I remember the very first pitch of mine that ever made it onto the board. (We’d write ideas down on index cards and pin them to a big corkboard.) It was: “Walt finds the teddy bear eye in his pool filter.” I was quietly relieved when something I said on that first day of work stuck. We’d cite and steal/borrow from lots of movies — The Godfather, Once Upon a Time in the West, even Rocky — but a movie that came up quite a bit in the room was Woody Allen’s Crimes and Misdemeanors. A man wrestling with what he has wrought but in the end learning to move on. That plastic eyeball came to represent judgment. Walt didn’t have God watching him the same way Martin Landau did in Crimes, but he had that plastic eyeball. As if the souls of everyone who died because of him were staring right at him.
We had a scene in an early Season 5 episode where Walt found the eyeball again and threw it in the garbage, but that scene fell out and never returned. I wish it had made it in. (That’s how sick we writers get about tying up loose ends — it extends to inanimate objects.) But … Walt lost track of that eyeball. He stopped worrying about what people thought.

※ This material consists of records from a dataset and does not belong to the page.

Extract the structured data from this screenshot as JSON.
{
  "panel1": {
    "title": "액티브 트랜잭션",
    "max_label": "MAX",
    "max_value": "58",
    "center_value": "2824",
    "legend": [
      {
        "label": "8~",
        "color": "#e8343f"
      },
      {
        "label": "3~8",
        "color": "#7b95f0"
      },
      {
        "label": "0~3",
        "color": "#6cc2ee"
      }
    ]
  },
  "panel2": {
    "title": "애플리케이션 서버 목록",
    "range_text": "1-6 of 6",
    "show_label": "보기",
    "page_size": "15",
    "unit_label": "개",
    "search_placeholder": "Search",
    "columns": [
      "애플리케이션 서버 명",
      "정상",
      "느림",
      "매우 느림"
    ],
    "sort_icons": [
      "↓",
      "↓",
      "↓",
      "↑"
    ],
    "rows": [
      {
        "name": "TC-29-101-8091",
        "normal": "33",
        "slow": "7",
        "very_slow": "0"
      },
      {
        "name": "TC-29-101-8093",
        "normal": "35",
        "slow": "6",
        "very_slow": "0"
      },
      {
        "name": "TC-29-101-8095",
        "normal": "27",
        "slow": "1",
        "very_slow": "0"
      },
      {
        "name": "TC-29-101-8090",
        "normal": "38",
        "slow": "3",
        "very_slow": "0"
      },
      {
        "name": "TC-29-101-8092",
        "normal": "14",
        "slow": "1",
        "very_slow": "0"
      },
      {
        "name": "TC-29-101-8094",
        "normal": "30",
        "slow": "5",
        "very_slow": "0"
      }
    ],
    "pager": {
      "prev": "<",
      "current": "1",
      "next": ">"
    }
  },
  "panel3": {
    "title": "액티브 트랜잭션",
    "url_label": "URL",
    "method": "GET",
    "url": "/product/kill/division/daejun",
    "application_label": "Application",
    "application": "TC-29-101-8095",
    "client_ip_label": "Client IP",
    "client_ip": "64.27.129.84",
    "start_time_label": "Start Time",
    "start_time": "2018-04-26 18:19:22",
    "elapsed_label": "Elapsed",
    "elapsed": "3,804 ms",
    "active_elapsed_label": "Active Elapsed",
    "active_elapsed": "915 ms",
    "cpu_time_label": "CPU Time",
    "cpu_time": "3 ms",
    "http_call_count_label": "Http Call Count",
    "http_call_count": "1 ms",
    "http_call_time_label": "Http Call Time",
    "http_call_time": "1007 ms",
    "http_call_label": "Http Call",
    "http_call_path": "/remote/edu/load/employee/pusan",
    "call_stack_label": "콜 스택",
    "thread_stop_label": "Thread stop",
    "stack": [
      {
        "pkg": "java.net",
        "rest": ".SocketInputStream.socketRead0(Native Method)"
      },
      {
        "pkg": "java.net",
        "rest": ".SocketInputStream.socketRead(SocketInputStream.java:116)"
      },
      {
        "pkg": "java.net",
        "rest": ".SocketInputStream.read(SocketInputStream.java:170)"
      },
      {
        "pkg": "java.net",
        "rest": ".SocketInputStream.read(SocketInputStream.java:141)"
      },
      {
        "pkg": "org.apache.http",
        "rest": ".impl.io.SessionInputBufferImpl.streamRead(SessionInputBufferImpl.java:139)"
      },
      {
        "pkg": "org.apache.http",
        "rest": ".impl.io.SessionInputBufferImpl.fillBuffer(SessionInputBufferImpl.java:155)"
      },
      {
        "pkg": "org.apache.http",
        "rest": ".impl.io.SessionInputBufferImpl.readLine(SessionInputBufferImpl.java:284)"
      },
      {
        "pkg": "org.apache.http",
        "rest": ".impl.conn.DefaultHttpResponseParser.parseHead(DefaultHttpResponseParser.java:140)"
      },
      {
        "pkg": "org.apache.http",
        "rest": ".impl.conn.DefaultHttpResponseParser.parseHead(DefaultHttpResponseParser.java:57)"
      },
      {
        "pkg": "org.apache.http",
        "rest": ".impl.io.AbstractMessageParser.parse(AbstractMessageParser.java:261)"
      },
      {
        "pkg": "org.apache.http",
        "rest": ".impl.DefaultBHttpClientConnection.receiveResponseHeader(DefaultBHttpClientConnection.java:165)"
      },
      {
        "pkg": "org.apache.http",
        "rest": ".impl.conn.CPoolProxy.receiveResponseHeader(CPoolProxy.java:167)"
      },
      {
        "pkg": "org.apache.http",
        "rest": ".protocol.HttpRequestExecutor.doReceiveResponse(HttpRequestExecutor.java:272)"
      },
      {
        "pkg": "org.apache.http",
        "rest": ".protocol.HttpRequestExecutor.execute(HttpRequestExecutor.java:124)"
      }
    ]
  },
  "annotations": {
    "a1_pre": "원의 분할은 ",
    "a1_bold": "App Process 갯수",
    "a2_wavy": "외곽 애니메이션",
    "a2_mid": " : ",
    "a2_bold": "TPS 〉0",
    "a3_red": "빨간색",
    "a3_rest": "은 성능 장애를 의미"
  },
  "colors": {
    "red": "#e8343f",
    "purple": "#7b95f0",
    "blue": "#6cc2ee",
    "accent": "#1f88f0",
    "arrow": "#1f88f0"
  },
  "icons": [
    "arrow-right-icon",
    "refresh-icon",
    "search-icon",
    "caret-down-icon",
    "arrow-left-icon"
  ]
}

You could almost forget that only two seasons ago, Walt had more of a conscience (well, almost). Remember early in Season 3 when Walt, wracked with guilt over the Wayfarer air disaster, put his cash on the BBQ grill and set it on fire? We almost let him burn it! (The initial argument was: “Walt has enough money. We need a reason for him to cook again!”) But the character eventually told us his true nature, and he dumped those flaming bills in the swimming pool to save it all. Jesse is the one with a conscience, tortured by the blood money. Not Walt. He could compartmentalize and rationalize. Walter White was a kingpin, and he was succeeding at it. Up until it went all wrong …
And man, is it going wrong for Walt this season. Now everyone — Jesse, Skyler, Junior, Marie and Hank — is paying the price. We’re watching Walter, so perfectly portrayed by master Bryan Cranston, reap what he has sown. We were heading toward Crimes and Misdemeanors, but then we steered toward another film we talked about a lot in the writer’s room: Fargo. Walt was almost in the clear, but a persistent cop kept picking at the truth. W.W. in Leaves of Grass.
We knew if the cancer didn’t get him first, the tower of lies that Walt built would come tumbling down. Sure, we could have ended it with Walt triumphant and sitting at home with his family, and all of his money successfully laundered. But that didn’t feel like Breaking Bad. Of all the outcomes we discussed in the writers’ room, I don’t even think we went that way once. “Ozymandias” was always in the air. We used to think that as soon as Hank found out the truth, the show was over. But it wasn’t. Not quite. It was another moment in the show that ultimately made us realize that Walt had reached the end of his journey … words he speaks to Skyler in the series finale. Once he reaches that point, he has nowhere else to go. His true nature is revealed. So that’s why, sadly, we came to the end.
Yes, I’m sad it’s over. Really sad. I’m probably miserable to be around. Great crew, amazing cast, best and most fun writers’ room ever. Our genius cinematographer/director Michael Slovis gave us all wrap gifts with a well-known quote from Dr. Seuss attached: “Don’t be sad because it’s over. Smile because it happened, bitch.” (O.K., it didn’t say “bitch.” I added that. I’m a writer — that’s what I do.) So, I’m trying really hard to heed those words and be happy. But unfortunately, like Walt’s, our true natures eventually come through.